The Horse Dancer
'Miss Lachapelle?'
Sarah had been so deep in thought that she jolted when the doctor spoke. 'Yes,' she said. 'Is he okay?'
'Are you . . . family?' The doctor's eyes were on John now.
'As good as,' he said, standing.
The doctor glanced back towards the ward. 'Strictly speaking, I can't discuss this with anybody but--'
'I'm as good as you'll get,' John said slowly. 'The Captain has no other living family, just Sarah here. And I am his oldest friend.'
The doctor sat on a seat beside them. He addressed his words to Sarah. 'Your grandfather has suffered a cerebral haemorrhage. A stroke. Do you know what that is?'
She nodded. 'Sort of.'
'He's stable, but he's a little muddled. He can't talk or do anything for himself.'
'But he'll be okay?'
'He's stable, as I said. The next twenty-four hours are pretty important.'
'Can I see him?'
The doctor looked at John.
'I think we'd both like to know he's okay,' John said firmly.
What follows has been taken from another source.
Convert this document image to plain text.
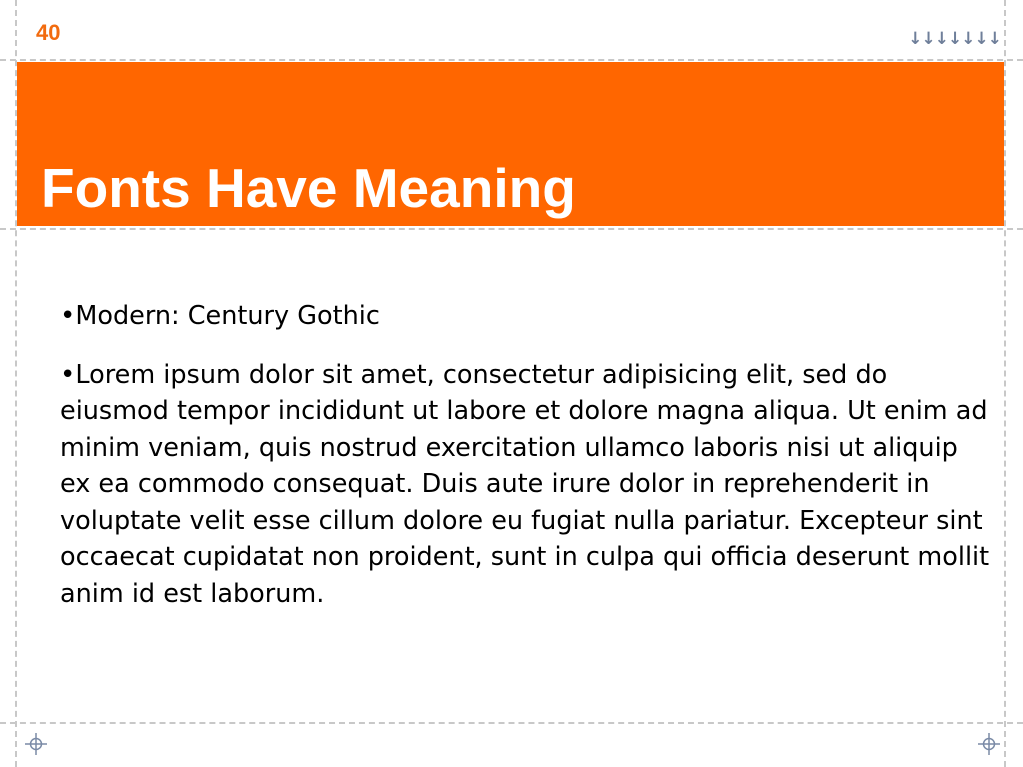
40	↓↓↓↓↓↓↓
Fonts Have Meaning

•Modern: Century Gothic

•Lorem ipsum dolor sit amet, consectetur adipisicing elit, sed do eiusmod tempor incididunt ut labore et dolore magna aliqua. Ut enim ad minim veniam, quis nostrud exercitation ullamco laboris nisi ut aliquip ex ea commodo consequat. Duis aute irure dolor in reprehenderit in voluptate velit esse cillum dolore eu fugiat nulla pariatur. Excepteur sint occaecat cupidatat non proident, sunt in culpa qui officia deserunt mollit anim id est laborum.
'He's hooked up to a lot of machinery. You may get a bit of a shock.'
'She's tough. Like her grandpa.'
The doctor checked his watch. 'Okay. Come with me.'
Jesus Christ, the old man was in a sorry state. He seemed suddenly thirty years older than he was, tubes up his nose and taped to his skin, his face grey and sagging. John had raised a hand to his mouth involuntarily. Around him machines drew neon lines, calling to each other with soft, irregular beeps.
'What they doing?' he asked, to break the silence.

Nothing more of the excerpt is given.